The Colonel began to slap this pocket and that one, and feel here and there and everywhere, muttering:

"What have I done with that wallet?—let me see—um—not here, not there —Oh, I must have left it in the kitchen; I'll just run and—"

"No you won't—you'll stay right where you are. And you're going to disgorge, too—this time."

Washington innocently offered to go and look. When he was gone the Colonel said:

"The fact is, I've got to throw myself on your indulgence just this once more, Suggs; you see the remittances I was expecting—"

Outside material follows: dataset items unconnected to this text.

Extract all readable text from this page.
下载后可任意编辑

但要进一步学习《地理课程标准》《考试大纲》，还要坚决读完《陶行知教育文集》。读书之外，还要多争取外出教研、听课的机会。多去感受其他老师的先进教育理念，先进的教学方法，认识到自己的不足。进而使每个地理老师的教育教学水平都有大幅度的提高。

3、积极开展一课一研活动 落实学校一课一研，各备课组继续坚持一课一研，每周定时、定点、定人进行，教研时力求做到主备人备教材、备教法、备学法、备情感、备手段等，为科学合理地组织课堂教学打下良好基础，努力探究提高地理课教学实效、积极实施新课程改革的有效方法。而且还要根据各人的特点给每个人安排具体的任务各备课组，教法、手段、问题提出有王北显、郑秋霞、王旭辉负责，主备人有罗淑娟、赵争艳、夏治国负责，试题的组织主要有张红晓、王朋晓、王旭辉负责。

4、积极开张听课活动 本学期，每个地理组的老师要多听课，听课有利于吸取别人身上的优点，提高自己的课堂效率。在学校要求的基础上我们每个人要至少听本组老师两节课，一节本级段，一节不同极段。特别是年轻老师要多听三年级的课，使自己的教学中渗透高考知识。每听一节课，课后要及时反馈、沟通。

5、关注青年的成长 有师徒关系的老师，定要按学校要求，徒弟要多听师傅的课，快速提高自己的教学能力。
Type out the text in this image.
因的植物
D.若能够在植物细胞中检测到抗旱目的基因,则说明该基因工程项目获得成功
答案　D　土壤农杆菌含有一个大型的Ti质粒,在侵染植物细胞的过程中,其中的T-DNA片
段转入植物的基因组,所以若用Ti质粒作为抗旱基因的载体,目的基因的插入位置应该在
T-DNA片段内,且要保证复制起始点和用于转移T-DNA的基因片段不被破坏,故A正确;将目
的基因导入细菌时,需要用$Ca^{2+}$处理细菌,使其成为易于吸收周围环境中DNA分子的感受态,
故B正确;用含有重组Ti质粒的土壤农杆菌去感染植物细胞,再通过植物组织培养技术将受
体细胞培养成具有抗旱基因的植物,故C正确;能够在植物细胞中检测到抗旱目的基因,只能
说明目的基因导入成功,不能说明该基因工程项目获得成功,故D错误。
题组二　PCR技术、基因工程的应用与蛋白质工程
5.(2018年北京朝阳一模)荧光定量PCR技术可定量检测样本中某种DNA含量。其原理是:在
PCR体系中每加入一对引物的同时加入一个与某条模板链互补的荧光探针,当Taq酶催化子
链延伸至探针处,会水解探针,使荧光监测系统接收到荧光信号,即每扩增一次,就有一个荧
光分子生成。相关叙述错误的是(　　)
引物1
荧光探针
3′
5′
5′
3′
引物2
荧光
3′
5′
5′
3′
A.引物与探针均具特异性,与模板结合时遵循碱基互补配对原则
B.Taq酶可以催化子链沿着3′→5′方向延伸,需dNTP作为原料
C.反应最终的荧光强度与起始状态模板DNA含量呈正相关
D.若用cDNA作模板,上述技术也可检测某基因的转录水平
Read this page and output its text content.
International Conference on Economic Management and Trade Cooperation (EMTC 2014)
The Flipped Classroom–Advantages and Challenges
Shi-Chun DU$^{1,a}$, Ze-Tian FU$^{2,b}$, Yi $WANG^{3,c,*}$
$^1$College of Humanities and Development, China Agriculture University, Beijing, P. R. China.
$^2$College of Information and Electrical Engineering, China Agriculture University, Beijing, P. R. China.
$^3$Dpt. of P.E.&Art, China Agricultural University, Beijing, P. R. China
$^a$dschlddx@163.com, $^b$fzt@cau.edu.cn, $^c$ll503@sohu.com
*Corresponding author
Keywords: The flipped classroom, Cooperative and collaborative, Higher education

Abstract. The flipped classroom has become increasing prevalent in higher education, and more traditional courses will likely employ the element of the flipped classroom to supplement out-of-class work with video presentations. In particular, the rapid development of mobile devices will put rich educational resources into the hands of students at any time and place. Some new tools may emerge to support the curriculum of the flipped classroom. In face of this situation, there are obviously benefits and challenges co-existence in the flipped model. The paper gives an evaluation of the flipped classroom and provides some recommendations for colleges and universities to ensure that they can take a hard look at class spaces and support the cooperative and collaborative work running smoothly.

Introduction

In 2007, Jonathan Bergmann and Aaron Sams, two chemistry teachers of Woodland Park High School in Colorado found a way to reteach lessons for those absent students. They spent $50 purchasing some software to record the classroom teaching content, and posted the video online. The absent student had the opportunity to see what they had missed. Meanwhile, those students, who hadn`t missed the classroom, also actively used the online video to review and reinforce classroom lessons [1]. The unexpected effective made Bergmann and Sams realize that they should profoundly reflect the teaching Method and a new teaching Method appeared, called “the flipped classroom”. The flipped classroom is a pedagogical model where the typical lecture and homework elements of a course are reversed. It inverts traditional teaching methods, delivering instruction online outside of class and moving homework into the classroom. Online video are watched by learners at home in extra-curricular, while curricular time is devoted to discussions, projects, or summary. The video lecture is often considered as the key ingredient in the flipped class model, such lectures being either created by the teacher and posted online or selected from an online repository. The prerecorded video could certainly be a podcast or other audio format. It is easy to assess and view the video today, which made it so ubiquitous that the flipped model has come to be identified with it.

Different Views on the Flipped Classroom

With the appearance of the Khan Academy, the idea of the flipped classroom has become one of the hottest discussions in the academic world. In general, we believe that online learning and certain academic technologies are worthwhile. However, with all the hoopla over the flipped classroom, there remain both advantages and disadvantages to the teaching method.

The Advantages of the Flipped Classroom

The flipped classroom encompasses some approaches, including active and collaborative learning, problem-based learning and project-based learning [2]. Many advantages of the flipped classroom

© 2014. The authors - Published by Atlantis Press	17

"Hang the remittances—it's too stale—it won't answer. Come!"

The Colonel glanced about him in despair. Then his face lighted; he ran to the wall and began to dust off a peculiarly atrocious chromo with his handkerchief. Then he brought it reverently, offered it to the collector, averted his face and said:

"Take it, but don't let me see it go. It's the sole remaining Rembrandt that—"

"Rembrandt be damned, it's a chromo."

"Oh, don't speak of it so, I beg you. It's the only really great original, the only supreme example of that mighty school of art which—"

"Art! It's the sickest looking thing I—"

The colonel was already bringing another horror and tenderly dusting it.

"Take this one too—the gem of my collection—the only genuine Fra Angelico that—"

"Illuminated liver-pad, that's what it is. Give it here—good day—people will think I've robbed a' nigger barber-shop."

As he slammed the door behind him the Colonel shouted with an anguished accent—

"Do please cover them up—don't let the damp get at them. The delicate tints in the Angelico—"

But the man was gone.

Washington re-appeared and said he had looked everywhere, and so had Mrs. Sellers and the servants, but in vain; and went on to say he wished he could get his eye on a certain man about this time—no need to hunt up that pocket-book then. The Colonel's interest was awake at once.

"What man?"

"One-armed Pete they call him out there—out in the Cherokee country I mean. Robbed the bank in Tahlequah."

"Do they have banks in Tahlequah?"

"Yes—a bank, anyway. He was suspected of robbing it. Whoever did it got away with more than twenty thousand dollars. They offered a reward of five thousand. I believe I saw that very man, on my way east."

"No—is that so?

"I certainly saw a man on the train, the first day I struck the railroad, that answered the description pretty exactly—at least as to clothes and a lacking arm."

"Why don't you get him arrested and claim the reward?"

"I couldn't. I had to get a requisition, of course. But I meant to stay by him till I got my chance."